By mid-January, when the board of education next meets, it will be expected to find more than a million dollars in efficiencies to complement savings being proposed by the BC Public School Employers' Association in a proposed modernization of benefit and disability management.
For anyone not aware of the cooperative gains mandate, it's the looser version of the Net Zero mandate, in which wage gains are now permitted but only if savings can be found elsewhere. While this seems like a reasonable approach to funding wage hikes in the public sector, many school districts will struggle with finding loose cash without affecting service to kids.
Yet that is exactly what districts must do, according to McRae, although in all fairness, he recognizes that some districts might find it easier to do than others.
School District 43 is one of the larger districts in the province and has economies of scale that others don't. It has passed a balanced budget in previous years but it has struggled, cutting supply budgets and lengthening the Remembrance Day weekend and spring break to achieve savings, to name just a few initiatives.

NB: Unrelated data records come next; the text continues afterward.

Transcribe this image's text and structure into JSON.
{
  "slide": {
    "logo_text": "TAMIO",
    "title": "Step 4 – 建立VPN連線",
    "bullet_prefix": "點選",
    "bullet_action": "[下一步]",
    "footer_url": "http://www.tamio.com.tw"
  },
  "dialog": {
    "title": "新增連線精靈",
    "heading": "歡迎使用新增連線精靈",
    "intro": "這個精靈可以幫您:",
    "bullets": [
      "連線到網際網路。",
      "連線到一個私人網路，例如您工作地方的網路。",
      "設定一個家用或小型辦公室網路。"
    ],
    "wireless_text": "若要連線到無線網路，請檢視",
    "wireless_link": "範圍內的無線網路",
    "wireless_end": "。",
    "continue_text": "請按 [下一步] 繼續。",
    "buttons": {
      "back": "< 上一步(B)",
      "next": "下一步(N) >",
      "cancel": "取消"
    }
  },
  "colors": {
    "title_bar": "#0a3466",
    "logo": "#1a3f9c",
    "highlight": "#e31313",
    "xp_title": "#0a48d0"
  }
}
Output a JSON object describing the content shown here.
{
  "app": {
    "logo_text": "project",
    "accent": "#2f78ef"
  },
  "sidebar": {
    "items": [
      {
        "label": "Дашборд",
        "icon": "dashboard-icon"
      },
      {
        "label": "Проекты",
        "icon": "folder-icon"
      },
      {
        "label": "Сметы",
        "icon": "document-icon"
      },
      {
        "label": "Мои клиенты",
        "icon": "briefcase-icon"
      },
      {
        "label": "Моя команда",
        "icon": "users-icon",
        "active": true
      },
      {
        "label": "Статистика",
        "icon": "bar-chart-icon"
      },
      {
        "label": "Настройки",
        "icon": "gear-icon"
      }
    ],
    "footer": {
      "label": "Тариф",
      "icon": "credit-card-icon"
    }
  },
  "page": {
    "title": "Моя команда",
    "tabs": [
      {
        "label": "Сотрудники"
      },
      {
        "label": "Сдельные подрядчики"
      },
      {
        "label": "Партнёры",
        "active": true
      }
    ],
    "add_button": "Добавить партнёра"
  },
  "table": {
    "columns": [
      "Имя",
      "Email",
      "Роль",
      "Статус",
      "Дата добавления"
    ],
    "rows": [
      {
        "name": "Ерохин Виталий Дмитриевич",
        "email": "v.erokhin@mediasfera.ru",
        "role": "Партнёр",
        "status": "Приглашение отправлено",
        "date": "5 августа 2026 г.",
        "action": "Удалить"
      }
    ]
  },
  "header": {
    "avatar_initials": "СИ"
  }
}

It will be hard-pressed to find money, but that is what it will be expected to do in the coming year.
For those trying to balance their household budgets after Christmas, the prospect of cutting groceries or other necessities to keep up with anticipated higher taxes, fees and utilities is a daunting prospect.
No doubt many will sympathize with the pressures school districts will face, while others will just keep their heads down and hope to survive another year of belt-tightening.